Halloween II came and went when it was released 28 August 2009, barely making any dough box office wise, and quickly left theaters within two or three weeks. The Weinsteins made the surprise announcement of a Halloween III – not only would it not be directed by Rob Zombie (yippie!), but it would be getting a 3-D treatment (a la My Bloody Valentine and The Final Destination). Considering the lack of success and enthusiasm generated by Halloween II, this project was a questionable move. In October, the Weinsteins re-released Halloween II in the midst of horror movie time (i.e., Saw VI) for a limited one-week engagement.
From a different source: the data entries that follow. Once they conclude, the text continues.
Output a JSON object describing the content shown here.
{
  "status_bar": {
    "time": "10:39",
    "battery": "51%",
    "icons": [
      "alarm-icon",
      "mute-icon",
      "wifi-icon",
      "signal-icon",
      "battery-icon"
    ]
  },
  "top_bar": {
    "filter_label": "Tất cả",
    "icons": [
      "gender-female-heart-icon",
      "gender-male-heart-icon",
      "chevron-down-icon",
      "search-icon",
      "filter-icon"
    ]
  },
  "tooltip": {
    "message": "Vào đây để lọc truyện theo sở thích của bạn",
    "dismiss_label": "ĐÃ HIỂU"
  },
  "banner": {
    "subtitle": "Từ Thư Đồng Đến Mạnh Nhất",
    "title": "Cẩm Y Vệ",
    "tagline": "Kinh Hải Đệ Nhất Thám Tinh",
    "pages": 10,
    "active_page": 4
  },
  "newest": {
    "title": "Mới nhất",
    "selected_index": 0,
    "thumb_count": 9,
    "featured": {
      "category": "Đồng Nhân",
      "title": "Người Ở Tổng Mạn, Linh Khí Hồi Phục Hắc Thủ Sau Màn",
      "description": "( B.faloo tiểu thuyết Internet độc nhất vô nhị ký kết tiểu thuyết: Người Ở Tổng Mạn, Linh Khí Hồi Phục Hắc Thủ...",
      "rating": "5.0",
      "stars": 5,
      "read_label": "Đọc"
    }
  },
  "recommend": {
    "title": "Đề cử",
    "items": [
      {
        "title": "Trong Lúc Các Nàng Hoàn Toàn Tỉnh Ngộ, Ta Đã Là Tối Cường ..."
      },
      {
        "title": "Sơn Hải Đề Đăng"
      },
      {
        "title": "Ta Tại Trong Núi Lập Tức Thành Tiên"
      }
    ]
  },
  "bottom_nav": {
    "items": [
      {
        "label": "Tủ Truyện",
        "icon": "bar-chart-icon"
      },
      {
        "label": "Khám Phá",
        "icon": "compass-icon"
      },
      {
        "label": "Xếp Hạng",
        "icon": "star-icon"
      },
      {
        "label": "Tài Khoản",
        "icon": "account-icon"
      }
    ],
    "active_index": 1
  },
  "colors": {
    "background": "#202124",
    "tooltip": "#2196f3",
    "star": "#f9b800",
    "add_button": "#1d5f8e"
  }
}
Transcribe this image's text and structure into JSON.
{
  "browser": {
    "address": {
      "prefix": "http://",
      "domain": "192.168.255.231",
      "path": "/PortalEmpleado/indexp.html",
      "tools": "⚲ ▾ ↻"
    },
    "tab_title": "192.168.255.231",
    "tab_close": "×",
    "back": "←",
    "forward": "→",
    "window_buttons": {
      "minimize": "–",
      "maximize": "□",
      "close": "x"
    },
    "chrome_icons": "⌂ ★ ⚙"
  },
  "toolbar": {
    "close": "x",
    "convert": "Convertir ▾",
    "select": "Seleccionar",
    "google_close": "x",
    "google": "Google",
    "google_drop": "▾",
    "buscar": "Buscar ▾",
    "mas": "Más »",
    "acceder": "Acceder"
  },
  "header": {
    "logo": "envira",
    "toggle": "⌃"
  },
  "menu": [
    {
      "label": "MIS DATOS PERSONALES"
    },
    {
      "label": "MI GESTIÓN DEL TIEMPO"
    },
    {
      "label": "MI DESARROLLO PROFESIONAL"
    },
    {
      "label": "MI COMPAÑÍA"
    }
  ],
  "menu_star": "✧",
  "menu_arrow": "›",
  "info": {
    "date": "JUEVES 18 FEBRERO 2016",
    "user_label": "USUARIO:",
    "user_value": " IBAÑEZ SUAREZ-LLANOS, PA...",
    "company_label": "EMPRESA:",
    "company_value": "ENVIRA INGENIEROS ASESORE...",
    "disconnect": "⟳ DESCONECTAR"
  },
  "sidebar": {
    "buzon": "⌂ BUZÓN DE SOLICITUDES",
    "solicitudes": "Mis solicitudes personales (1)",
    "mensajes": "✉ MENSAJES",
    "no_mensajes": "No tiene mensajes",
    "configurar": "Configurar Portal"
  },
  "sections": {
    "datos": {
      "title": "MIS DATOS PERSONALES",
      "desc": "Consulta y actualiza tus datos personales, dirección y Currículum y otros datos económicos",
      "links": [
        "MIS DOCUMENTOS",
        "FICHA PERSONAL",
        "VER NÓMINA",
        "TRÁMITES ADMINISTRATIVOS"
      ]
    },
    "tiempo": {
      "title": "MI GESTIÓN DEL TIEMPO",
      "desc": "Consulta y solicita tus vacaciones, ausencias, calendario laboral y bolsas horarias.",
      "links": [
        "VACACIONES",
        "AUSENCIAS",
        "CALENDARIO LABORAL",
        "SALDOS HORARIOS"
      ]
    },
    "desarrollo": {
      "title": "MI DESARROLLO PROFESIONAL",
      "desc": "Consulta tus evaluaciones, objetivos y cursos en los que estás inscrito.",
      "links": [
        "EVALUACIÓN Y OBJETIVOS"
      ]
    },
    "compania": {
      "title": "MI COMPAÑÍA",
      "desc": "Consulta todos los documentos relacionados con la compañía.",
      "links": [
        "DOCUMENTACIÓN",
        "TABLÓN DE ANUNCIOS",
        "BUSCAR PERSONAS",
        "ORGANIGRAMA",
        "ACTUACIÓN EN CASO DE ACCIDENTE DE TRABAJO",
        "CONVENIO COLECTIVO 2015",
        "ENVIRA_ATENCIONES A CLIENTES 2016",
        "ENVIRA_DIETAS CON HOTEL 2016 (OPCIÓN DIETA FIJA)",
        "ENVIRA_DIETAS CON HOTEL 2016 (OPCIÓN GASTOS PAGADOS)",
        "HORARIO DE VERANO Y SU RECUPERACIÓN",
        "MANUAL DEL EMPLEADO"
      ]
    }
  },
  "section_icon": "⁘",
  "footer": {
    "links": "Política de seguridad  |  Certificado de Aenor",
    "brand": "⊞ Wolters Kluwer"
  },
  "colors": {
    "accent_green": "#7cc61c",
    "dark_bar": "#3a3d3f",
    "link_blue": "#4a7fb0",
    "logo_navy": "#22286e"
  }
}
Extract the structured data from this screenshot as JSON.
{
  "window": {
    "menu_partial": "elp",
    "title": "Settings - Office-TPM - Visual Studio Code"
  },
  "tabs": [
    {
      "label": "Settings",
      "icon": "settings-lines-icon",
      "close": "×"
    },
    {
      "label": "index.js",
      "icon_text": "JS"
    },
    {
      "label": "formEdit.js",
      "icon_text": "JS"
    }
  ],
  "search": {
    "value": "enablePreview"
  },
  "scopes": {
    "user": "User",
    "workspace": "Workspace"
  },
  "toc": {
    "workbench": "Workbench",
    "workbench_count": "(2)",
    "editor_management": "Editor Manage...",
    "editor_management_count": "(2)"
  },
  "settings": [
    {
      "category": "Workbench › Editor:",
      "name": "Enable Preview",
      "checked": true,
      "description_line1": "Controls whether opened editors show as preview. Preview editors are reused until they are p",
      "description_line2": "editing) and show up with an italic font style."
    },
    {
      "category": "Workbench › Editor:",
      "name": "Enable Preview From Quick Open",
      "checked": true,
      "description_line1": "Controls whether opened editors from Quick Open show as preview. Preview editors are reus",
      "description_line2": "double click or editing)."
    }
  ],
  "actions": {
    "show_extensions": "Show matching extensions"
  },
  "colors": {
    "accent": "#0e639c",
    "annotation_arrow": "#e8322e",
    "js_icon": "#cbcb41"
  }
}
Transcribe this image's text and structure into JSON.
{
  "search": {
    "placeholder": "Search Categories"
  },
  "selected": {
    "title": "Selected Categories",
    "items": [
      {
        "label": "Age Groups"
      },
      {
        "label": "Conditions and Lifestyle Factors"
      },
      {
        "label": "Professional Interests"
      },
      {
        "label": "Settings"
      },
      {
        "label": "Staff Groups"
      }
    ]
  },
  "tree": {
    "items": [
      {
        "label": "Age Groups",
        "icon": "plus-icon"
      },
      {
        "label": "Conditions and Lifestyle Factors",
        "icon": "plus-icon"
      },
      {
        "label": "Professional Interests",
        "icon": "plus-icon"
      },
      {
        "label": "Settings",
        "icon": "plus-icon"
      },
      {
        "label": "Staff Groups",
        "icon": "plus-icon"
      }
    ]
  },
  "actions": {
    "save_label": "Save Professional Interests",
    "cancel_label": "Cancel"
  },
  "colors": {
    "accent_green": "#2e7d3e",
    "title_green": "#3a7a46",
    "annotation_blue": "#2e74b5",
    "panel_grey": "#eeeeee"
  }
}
Numbers were in, and the Weinsteins balked at a third film [though, after what happened with Zombie’s movies and the conclusion of Halloween: Resurrection, I’m not so much sure how they could possibly direct the franchise somewhere interesting enough to warrant a eleventh movie].
It's not as bad as I first thought it was, but it doesn't match up to his 2007 outing, either. H2 is just one of those movies that when it comes to boiling it all right down to its core, I dunno whether to recommend it or urge you to run far, far away. It's interestingly written and directed to be sure, but at the same time, there's many elements that kinda make this into a strange genre-crossing picture. I'm anxious to get a hold of Zombie's Director's Cut, as it apparently follows Laurie and her despair more closely than the theatrical cut. More character moments that would give us more info on the newbies and expound a little more with our principal leads, as well as fleshing out some psychological aspects and completely doing away with the trailer trash stuff - that would make Halloween II rather awesome. I'm well aware there's probably people thinking I'm nutters or don't know what a good movie in general is for halfway liking and defending this movie - and it's quite possible - but H2 isn't as bad as one would think. Give it a chance.